Lewotsky, Kurt. “How Unsupervised Machine Learning Benefits Industrial Automation.” A3 Predictive Maintenance Automation Insights, Mar. 2022.
Chua, Wilson, et al. “Web Traffic Anomaly Detection Using Isolation Forest.” Big Data Analytics and Intelligence, 2023 (MDPI).
Huang, Lingjuan, et al. “Self-Organizing Maps-Assisted Variational Autoencoder for Unsupervised Network Anomaly Detection.” Symmetry, vol. 15, no. 4, 2025, doi:10.3390/sym15040739.
Zhang, Weijie, et al. “Intelligent Unsupervised Network Traffic Classification Using Adversarial Training and Deep Clustering for Secure IoT.” Future Internet, vol. 15, 2023 (MDPI).
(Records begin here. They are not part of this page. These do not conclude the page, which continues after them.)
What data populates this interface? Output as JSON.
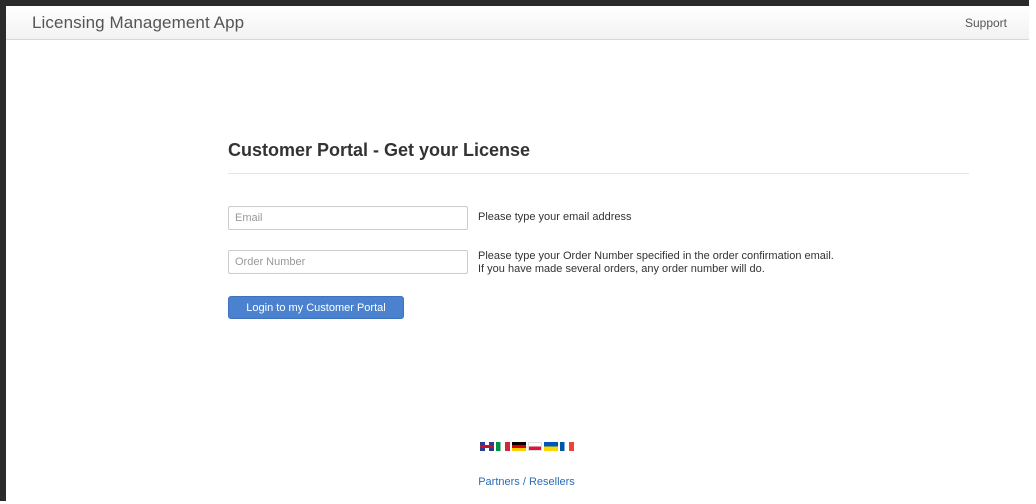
{
  "navbar": {
    "brand": "Licensing Management App",
    "support_link": "Support"
  },
  "portal": {
    "title": "Customer Portal - Get your License",
    "email": {
      "placeholder": "Email",
      "value": "",
      "help": "Please type your email address"
    },
    "order_number": {
      "placeholder": "Order Number",
      "value": "",
      "help_line1": "Please type your Order Number specified in the order confirmation email.",
      "help_line2": "If you have made several orders, any order number will do."
    },
    "login_button": "Login to my Customer Portal"
  },
  "footer": {
    "languages": [
      "uk-flag-icon",
      "italy-flag-icon",
      "germany-flag-icon",
      "poland-flag-icon",
      "ukraine-flag-icon",
      "france-flag-icon"
    ],
    "partners_link": "Partners / Resellers"
  },
  "colors": {
    "button": "#4a82d0",
    "link": "#2a6db5"
  }
}
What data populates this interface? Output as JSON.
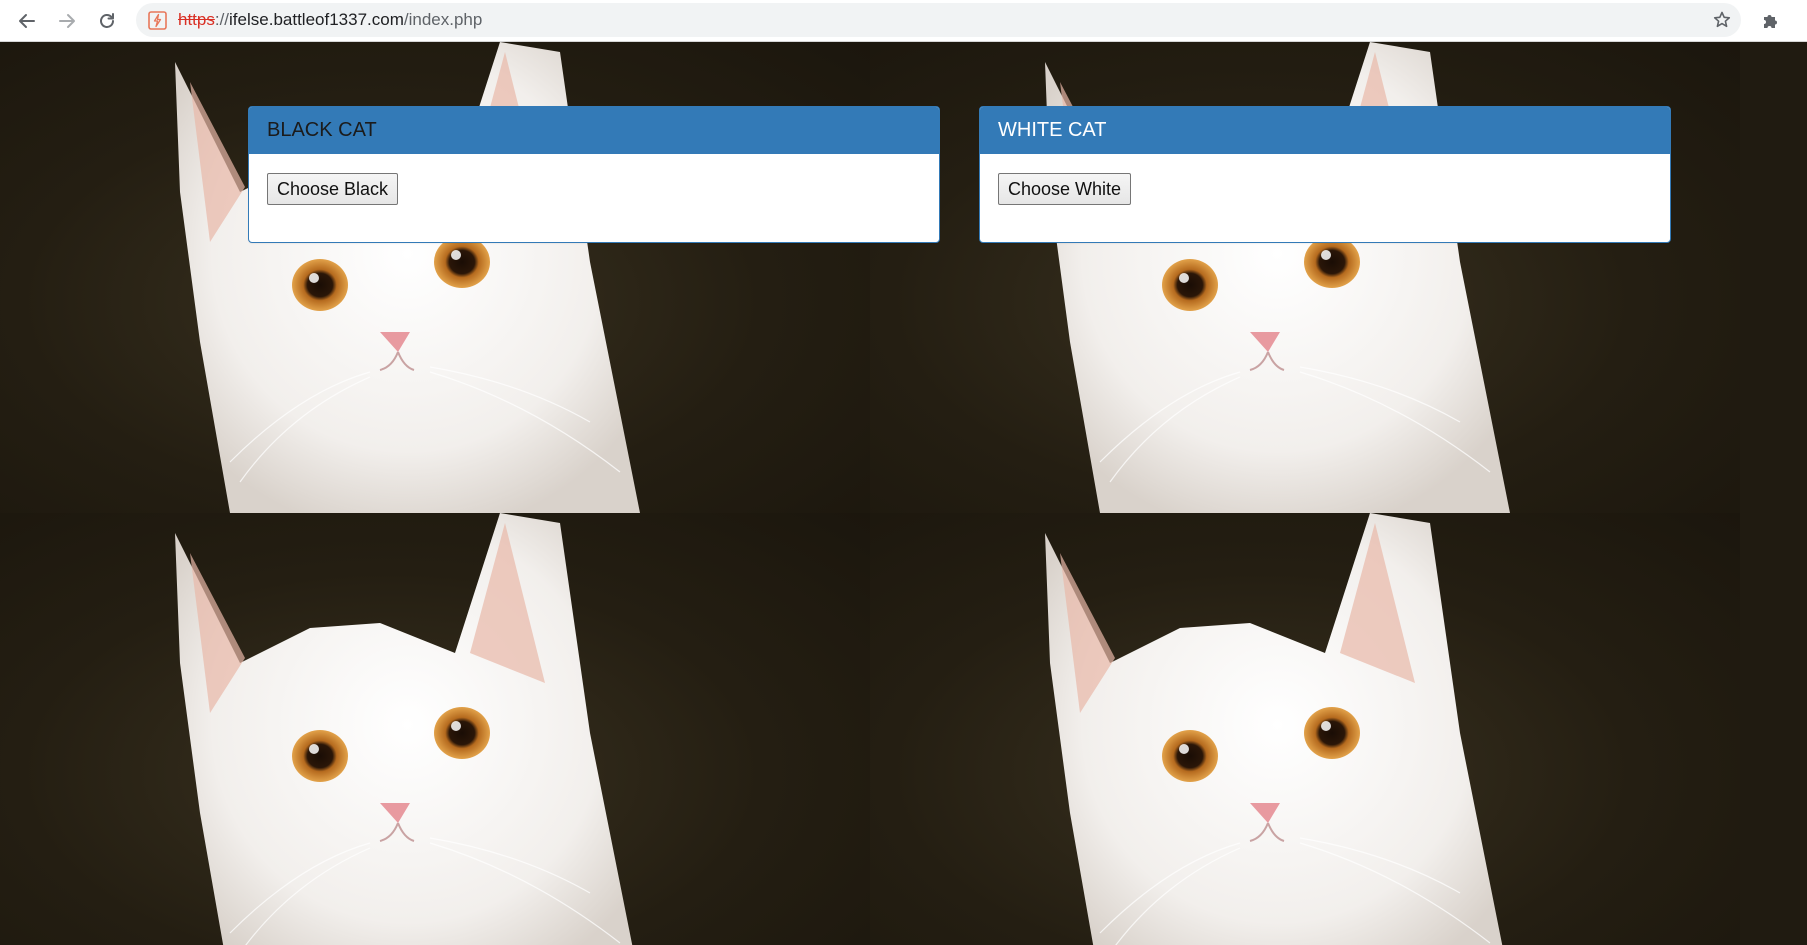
{
  "browser": {
    "url_scheme": "https",
    "url_sep": "://",
    "url_host": "ifelse.battleof1337.com",
    "url_path": "/index.php",
    "icons": {
      "back": "back-arrow-icon",
      "forward": "forward-arrow-icon",
      "reload": "reload-icon",
      "site": "not-secure-site-icon",
      "bookmark": "star-icon",
      "extensions": "puzzle-icon"
    }
  },
  "panels": [
    {
      "heading": "BLACK CAT",
      "button_label": "Choose Black"
    },
    {
      "heading": "WHITE CAT",
      "button_label": "Choose White"
    }
  ],
  "colors": {
    "panel_primary": "#337ab7",
    "background_dark": "#201b11",
    "insecure_scheme": "#d93025"
  }
}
Du, Haigang, et al. “A Clustering-Based Approach for Classifying Data Streams Using Graph Matching.” Journal of Big Data, 2025.
Alliot, Arthur. “Combining Clustering and AI for Congestion-Free Mobile Networks.” Hello Future (Orange R&D), June 2024.
Suh, BeomKyu, et al. “A Resilient Routing Protocol to Reduce Update Cost by Unsupervised Learning and Deep Reinforcement Learning in Mobile Ad Hoc Networks.” Electronics, vol. 14, no. 1, 2025.
Cisco Systems. Single Source of Truth in Network Automation. Cisco White Paper, 2024.